Representative Bill DeWeese, leader of House Democrats could not hold his fragile caucus together to claim the speakership, so a last minute deal created a coalition of Democrats and principled Republicans who refused to support Perzel resulting in O'Brien's successful compromise candidacy.
O'Brien has in fact created a new model for the speakership, operating it in a non-partisan fashion. O'Brien told the Pennsylvania Press Club last month he would like to remain in the post. But, the partisan winds are now blowing strong and the Democrats, who appear to have added a net gain of two seats to their numbers, will want the speakership for one of their own. Democratic State Representative Keith McCall of Carbon County has emerged as the early favorite. McCall could face competition from one or more of the longer serving members of his caucus.
Aside from the Speaker, leadership questions abound in both caucuses. Bill DeWeese won a tough re-election battle on November 4th and has made it known he would like to return as Majority Leader. But, he operates under the shadow of the Bonusgate scandal. Although no charges have been brought against him, the question for Democrats is can they take a chance on re-electing DeWeese and then possibly being embarrassed if he is indicted?
DeWeese already faces strong opposition for Majority Leader. Representative Kathy Manderino of Philadelphia has thrown her hat into the race. Her late father, James Manderino, served as a powerful Majority Leader and Speaker several decades ago. Also running for Majority Leader is Representative David Levdansky of Allegheny County. And Todd Eachus, who steered the House Democratic Campaign Committee during the past election cycle also appears interested in a top leadership post.
On the Republican side of the aisle, a leadership ticket appears to be emerging. State Representative Sam Smith of Punxsutawney, a protégé of John Perzel's is running for re-election as Republican Leader. State Representative Mike Turzai of Allegheny County has announced his bid for Republican Whip, the number two position. Turzai distinguished himself both as GOP Policy Chairman for the past two years, and as head of the House Republican Campaign Committee which held GOP losses to a minimum in a difficult year. A wild card is former Speaker Perzel, who is rumored to be interested in a return to a top leadership post.

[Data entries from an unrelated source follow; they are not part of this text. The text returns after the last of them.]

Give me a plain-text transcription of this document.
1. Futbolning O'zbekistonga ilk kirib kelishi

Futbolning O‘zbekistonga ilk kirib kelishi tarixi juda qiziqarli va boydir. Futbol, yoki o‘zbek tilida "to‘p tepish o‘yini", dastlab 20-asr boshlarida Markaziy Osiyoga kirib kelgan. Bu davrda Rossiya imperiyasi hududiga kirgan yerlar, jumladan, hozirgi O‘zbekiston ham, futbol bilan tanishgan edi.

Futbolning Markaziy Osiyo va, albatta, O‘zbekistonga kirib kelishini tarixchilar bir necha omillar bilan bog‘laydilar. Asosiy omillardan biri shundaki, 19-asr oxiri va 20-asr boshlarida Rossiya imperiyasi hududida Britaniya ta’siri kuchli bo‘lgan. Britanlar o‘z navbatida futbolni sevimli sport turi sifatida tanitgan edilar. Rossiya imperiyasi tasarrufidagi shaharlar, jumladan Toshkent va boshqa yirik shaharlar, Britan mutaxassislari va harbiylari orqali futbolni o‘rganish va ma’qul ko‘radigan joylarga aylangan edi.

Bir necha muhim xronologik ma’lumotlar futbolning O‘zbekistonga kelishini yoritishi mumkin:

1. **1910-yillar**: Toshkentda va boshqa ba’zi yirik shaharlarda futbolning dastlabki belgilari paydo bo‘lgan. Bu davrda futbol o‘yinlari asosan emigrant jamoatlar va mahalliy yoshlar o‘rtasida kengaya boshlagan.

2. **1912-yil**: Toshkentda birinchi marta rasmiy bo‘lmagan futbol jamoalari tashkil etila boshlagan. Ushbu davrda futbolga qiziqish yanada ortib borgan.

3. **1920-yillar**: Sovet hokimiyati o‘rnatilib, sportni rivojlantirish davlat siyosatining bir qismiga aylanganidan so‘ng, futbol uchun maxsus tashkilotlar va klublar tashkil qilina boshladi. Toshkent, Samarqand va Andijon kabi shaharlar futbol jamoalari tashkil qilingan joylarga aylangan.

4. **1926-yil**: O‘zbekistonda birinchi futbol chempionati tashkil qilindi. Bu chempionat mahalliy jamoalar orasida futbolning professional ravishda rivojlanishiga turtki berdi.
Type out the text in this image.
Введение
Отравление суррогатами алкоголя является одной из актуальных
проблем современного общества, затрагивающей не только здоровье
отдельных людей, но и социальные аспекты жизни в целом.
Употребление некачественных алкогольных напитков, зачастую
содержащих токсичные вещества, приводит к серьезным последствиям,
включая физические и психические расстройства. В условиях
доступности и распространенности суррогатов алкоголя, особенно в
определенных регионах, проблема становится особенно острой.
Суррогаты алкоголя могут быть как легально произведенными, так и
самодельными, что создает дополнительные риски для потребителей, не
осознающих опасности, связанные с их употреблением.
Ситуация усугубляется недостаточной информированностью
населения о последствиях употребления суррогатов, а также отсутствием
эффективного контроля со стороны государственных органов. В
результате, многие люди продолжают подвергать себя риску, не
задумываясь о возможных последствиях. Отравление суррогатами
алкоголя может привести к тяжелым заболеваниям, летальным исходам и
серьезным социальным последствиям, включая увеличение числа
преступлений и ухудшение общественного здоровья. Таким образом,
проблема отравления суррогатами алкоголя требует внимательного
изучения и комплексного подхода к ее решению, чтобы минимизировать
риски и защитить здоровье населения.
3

And so campaign 2008 goes behind the closed doors of the General Assembly where key decisions will be made affecting the direction of Penn's Woods over the coming two years. Despite the fact these leadership elections have a profound impact on the legislative agenda; rank and file voters have little input into the process. If you have a favorite, the only way to make your voice heard is by contacting your senator or representative.